"Berdasarkan UU Nomor 17 tahun 2019 tentang Sumber Daya Air dan Peraturan Pemerintah Nomor 37 tahun 2012 tentang Pengelolaan Daerah Aliran Sungai, jembatan ini tidak memiliki izin melintasi sungai."
DEMIKIAN bunyi spanduk yang terpasang di area jembatan perahu milik Muhammad Endang Junaedi atau Haji Endang.
Jembatan perahu milik Haji Endang, yang menghubungkan Desa Anggadita dan Parungmulya di Karawang, Jawa Barat, tiba-tiba dipersoalkan.
Pada 28 April 2025, Balai Besar Wilayah Sungai (BBWS) Citarum memasang spanduk peringatan di jembatan yang telah beroperasi selama 15 tahun tersebut.
Spanduk itu menyatakan bahwa jembatan tersebut tidak memiliki izin untuk melintasi sungai, sesuai dengan Undang-Undang Nomor 17 Tahun 2019 tentang Sumber Daya Air dan Peraturan Pemerintah Nomor 37 Tahun 2012 tentang Pengelolaan Daerah Aliran Sungai.

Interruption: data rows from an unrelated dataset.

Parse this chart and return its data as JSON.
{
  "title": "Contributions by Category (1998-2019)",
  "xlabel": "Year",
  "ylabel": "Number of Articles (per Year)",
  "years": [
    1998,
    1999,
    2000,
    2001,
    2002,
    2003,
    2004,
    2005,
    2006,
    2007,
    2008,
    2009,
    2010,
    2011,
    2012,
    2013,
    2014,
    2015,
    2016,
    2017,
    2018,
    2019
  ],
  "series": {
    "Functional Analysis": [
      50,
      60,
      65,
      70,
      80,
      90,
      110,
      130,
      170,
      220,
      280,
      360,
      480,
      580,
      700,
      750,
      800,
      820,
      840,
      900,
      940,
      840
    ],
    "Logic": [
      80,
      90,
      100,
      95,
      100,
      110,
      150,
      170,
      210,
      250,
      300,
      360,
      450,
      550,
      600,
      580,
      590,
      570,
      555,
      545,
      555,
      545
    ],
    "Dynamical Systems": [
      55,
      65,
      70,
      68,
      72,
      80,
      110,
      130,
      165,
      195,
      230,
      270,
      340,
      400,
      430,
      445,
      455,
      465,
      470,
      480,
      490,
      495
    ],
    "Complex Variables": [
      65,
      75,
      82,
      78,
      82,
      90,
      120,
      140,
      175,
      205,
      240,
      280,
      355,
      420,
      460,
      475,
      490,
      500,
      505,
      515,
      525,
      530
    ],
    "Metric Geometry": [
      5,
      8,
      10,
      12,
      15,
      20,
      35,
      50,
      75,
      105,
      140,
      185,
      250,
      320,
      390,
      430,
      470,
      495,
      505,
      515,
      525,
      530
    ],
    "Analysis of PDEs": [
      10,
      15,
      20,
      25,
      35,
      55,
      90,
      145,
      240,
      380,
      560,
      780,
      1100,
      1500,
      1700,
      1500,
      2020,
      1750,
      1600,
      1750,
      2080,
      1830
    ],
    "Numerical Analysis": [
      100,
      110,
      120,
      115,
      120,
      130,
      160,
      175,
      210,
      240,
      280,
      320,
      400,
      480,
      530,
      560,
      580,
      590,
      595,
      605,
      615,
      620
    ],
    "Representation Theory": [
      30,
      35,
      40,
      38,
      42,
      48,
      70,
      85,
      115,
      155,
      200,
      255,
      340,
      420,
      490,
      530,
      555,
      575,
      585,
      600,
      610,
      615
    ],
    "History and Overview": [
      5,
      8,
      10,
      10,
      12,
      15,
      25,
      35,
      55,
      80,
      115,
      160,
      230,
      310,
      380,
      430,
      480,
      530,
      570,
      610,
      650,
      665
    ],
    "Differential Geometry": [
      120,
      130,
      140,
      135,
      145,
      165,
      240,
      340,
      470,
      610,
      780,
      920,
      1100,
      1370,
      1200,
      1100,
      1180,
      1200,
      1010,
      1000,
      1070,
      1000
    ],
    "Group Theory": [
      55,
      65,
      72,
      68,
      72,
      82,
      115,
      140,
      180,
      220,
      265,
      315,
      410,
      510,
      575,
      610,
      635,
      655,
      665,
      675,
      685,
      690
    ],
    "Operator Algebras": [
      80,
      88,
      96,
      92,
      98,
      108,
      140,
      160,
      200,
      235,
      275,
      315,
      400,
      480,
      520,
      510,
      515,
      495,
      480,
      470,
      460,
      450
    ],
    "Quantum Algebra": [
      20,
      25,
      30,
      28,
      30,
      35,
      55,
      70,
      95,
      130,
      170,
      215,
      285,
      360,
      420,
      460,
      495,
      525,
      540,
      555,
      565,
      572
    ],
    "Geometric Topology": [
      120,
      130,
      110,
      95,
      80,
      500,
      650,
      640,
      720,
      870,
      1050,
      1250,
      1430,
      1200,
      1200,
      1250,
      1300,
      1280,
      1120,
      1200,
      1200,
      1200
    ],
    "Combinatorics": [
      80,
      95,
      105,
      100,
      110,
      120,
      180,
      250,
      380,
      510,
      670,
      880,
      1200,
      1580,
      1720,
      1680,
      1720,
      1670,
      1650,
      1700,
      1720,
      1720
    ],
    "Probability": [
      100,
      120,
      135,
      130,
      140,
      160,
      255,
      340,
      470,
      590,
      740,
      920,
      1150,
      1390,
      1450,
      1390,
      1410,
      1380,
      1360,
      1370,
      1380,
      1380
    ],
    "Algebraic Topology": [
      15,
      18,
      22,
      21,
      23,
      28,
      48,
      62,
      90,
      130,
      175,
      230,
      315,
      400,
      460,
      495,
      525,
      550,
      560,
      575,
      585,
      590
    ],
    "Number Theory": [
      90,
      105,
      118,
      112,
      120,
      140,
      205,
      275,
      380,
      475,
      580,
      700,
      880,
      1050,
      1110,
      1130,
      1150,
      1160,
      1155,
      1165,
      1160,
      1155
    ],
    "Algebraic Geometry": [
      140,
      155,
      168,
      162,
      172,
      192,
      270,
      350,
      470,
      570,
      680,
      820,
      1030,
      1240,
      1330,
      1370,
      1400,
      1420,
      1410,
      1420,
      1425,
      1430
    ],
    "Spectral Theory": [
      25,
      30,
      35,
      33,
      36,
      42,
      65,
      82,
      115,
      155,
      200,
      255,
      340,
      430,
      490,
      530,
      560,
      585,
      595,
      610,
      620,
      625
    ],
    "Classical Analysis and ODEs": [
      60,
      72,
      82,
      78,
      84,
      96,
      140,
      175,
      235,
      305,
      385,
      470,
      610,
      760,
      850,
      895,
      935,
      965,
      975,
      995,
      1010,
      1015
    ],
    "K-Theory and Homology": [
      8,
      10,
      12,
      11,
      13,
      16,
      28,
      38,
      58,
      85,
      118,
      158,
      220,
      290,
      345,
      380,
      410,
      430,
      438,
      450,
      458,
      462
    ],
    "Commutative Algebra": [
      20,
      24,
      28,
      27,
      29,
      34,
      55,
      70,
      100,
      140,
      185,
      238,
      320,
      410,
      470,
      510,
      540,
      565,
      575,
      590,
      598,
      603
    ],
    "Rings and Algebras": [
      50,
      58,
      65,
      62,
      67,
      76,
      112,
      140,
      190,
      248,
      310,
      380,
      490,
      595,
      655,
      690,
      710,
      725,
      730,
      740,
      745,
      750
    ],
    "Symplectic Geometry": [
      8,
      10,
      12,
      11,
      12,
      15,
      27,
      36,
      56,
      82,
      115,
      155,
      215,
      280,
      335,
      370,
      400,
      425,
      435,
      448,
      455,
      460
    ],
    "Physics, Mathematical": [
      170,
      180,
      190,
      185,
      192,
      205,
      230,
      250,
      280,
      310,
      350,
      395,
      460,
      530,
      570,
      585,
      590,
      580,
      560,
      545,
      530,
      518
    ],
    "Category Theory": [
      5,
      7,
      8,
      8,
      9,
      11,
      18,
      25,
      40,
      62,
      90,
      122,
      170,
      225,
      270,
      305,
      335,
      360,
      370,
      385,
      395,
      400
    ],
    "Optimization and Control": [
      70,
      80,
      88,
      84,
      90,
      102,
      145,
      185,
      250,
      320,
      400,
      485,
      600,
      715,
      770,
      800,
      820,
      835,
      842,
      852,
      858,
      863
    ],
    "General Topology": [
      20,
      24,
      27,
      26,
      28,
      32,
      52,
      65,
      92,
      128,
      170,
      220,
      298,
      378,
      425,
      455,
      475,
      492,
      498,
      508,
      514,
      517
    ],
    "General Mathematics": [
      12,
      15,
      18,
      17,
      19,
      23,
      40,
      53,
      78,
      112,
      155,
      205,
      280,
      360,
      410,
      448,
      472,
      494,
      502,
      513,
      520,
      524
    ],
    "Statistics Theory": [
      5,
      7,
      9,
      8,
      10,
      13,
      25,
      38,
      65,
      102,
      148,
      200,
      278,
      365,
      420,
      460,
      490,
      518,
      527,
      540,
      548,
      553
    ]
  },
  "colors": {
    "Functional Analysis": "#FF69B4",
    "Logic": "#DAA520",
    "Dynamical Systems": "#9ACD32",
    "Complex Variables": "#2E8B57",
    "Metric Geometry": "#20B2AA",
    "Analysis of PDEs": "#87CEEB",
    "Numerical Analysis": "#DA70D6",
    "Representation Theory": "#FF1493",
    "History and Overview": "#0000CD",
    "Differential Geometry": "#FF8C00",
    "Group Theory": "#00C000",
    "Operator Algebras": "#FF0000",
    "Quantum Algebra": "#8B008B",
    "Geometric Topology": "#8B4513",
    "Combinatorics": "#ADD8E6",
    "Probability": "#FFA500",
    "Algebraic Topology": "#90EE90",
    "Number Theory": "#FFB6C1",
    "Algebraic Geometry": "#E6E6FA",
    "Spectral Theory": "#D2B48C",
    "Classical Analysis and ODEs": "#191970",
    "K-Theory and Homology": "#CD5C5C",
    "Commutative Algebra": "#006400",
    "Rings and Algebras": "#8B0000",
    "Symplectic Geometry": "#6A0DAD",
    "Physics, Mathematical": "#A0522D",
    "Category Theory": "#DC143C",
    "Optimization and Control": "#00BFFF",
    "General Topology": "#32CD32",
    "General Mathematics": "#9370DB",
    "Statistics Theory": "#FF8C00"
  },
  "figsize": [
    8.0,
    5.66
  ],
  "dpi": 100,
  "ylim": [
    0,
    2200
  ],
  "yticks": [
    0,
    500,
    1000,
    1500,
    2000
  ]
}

Jembatan perahu sederhana yang kini dipersoalkan ini bukan sekadar infrastruktur, melainkan simbol perlawanan terhadap keterbatasan yang ada.
Semangat gotong royong dari masyarakat setempat yang melahirkan jembatan ini seharusnya diapresiasi, bukan malah dihukum dengan penutupan.
Baca juga: BBWS Citarum Beri Ultimatum Haji Endang: Kalau Diabaikan, Kita Bakal Bongkar Paksa Jembatan
Jembatan perahu Haji Endang itu telah 15 tahun menjadi jalan bagi para pekerja, pelajar, dan pedagang kecil yang bergantung padanya.
Dibangun dengan keringat dan tabungan masyarakat, jembatan ini bukan sekadar lintasan, tetapi simbol harapan dan kreativitas rakyat yang hadir ketika negara absen di tengahnya
Ironi muncul mengapa solusi rakyat dipandang sebagai masalah? Mengapa inovasi yang telah membantu ribuan orang justru dianggap mengganggu tatanan hukum? Apa yang salah dengan cara kita memandang kebijakan ini?
Kini jembatan perahu itu menghadapi ancaman penutupan oleh Balai Besar Wilayah Sungai (BBWS) Citarum, atas dalih perizinan dan potensi pelanggaran UU Sumber Daya Air.
Ironi muncul: mengapa setelah belasan tahun keberadaannya, pemerintah baru “terbangun”? Kenapa inovasi rakyat dipandang sebagai pelanggaran, bukan sebagai inspirasi untuk solusi?
Bagi warga Karawang yang setiap hari harus menyeberangi Sungai Citarum, tidak adanya jembatan resmi bukan sekadar ketidaknyamanan, tetapi hambatan ekonomi, sosial, bahkan keselamatan. Namun, alih-alih menunggu solusi yang tak kunjung tiba, mereka memilih bertindak.
Biaya pembangunan jembatan perahu Haji Endang yang mencapai sekitar Rp 5 miliar memang berasal dari swadaya masyarakat, terutama dipelopori oleh Haji Endang sebagai tokoh lokal.
Proses pembangunannya melibatkan gotong royong warga, yang secara aktif membantu, baik dalam tenaga, dana, maupun perawatan jembatan tersebut.